V. T. Daniel1, D. V. Ward2, C. I. Kiefe3, B. A. McCormick2, H. P. Santry4
1University Of Massachusetts Medical School,Department Of Surgery,,Worcester, MA, USA 2University of Massachusetts Medical School,Center For Microbiome Research,Worcester, MA, USA 3University Of Massachusetts Medical School,Department of Quantitative Health Sciences,,Worcester, MA, USA 4The Ohio State University Wexner Medical Center,Department Of Surgery,Columbus, OHIO, USA
Introduction: Although many pro-inflammatory conditions have been shown to have decreased microbiome diversity (alpha) as well as dysbiosis, little is known about the gut microbiome of patients with gastrointestinal perforations with inflammatory etiologies. In addition, it is unclear whether gut dysbiosis plays a role in the development of poor outcomes of surgical patients. Therefore, the objective of our study was to prospectively evaluate outcomes of patients with gastrointestinal perforations who underwent surgical intervention, to characterize the microbiome of these patients, and to assess the alpha diversity of these patients who develop poor outcomes.

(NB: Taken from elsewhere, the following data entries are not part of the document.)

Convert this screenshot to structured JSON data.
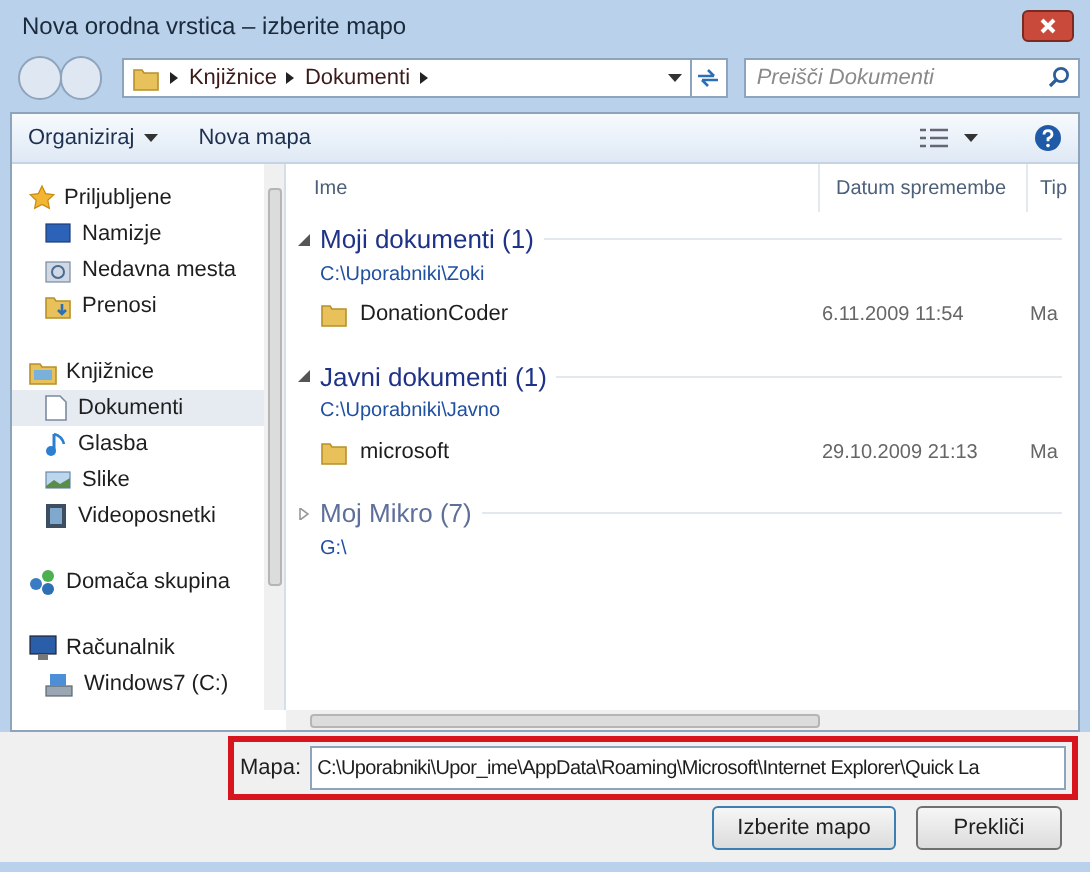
{
  "window": {
    "title": "Nova orodna vrstica – izberite mapo"
  },
  "address": {
    "crumbs": [
      "Knjižnice",
      "Dokumenti"
    ]
  },
  "search": {
    "placeholder": "Preišči Dokumenti"
  },
  "toolbar": {
    "buttons": [
      {
        "label": "Organiziraj",
        "menu": true
      },
      {
        "label": "Nova mapa",
        "menu": false
      }
    ]
  },
  "sidebar": {
    "groups": [
      {
        "label": "Priljubljene",
        "children": [
          {
            "label": "Namizje",
            "selected": false
          },
          {
            "label": "Nedavna mesta",
            "selected": false
          },
          {
            "label": "Prenosi",
            "selected": false
          }
        ]
      },
      {
        "label": "Knjižnice",
        "children": [
          {
            "label": "Dokumenti",
            "selected": true
          },
          {
            "label": "Glasba",
            "selected": false
          },
          {
            "label": "Slike",
            "selected": false
          },
          {
            "label": "Videoposnetki",
            "selected": false
          }
        ]
      },
      {
        "label": "Domača skupina"
      },
      {
        "label": "Računalnik",
        "children": [
          {
            "label": "Windows7 (C:)",
            "selected": false
          }
        ]
      }
    ]
  },
  "table": {
    "columns": [
      "Ime",
      "Datum spremembe",
      "Tip"
    ],
    "groups": [
      {
        "title": "Moji dokumenti (1)",
        "path": "C:\\Uporabniki\\Zoki",
        "expanded": true,
        "rows": [
          {
            "name": "DonationCoder",
            "date": "6.11.2009 11:54",
            "type": "Ma"
          }
        ]
      },
      {
        "title": "Javni dokumenti (1)",
        "path": "C:\\Uporabniki\\Javno",
        "expanded": true,
        "rows": [
          {
            "name": "microsoft",
            "date": "29.10.2009 21:13",
            "type": "Ma"
          }
        ]
      },
      {
        "title": "Moj Mikro (7)",
        "path": "G:\\",
        "expanded": false
      }
    ]
  },
  "folder_field": {
    "label": "Mapa:",
    "value": "C:\\Uporabniki\\Upor_ime\\AppData\\Roaming\\Microsoft\\Internet Explorer\\Quick La"
  },
  "buttons": [
    "Izberite mapo",
    "Prekliči"
  ]
}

Methods: Patients with stomach, small intestine, and large intestine perforations who underwent surgical intervention at a single institution were included in this prospective, translational study. 16srRNA gene sequences extracted from swabs at the perforation site were analyzed and then the reads were clustered and classified to microbial genome using QIIME. Specific taxonomic abundances were assessed. Analysis of composition of microbiomes (ANCOM) was used to assess differences of alpha diversity within groups. Outcomes assessed were 30-day mortality, 30-day postoperative sepsis, and all-cause 30-day readmission rate.
Results: Interim analysis demonstrated overall 28 subjects with stomach (18%), small intestine (36%), and large intestine (46%) perforations underwent surgical intervention. The majority were males (68%) with a mean age of 66 years (SD 16 years) who were not smokers (71%) nor used steroids (86%). The 30-day mortality rate was 14% and postoperative sepsis rate was 50%. 30-day readmission rate was 11%. Bacteroidetes dominated the gut microbiome of patients with gastrointestinal perforations. Although not significant, microbiome alpha diversity was lower for the following groups: those who died within 30 days postoperatively compared to those who did not (p=0.59), those with postoperative sepsis compared to those without (p=0.76), and those who were readmitted within 30 days compared to those who were not (p=-.67).
Conclusion: In our small sample size, we did not find any significant differences in microbiome alpha diversity among patients with gastrointestinal perforations who had poor postoperative outcomes; however these preliminary data demonstrate high mortality among those with gastrointestinal perforations and suggest possible similarities between gut microbiome of patients with gastrointestinal perforations. Further research is needed to better characterize the microbiome of a larger sample of patients with gastrointestinal perforations compared to controls, and furthermore, those with gastrointestinal perforations who develop poor outcomes.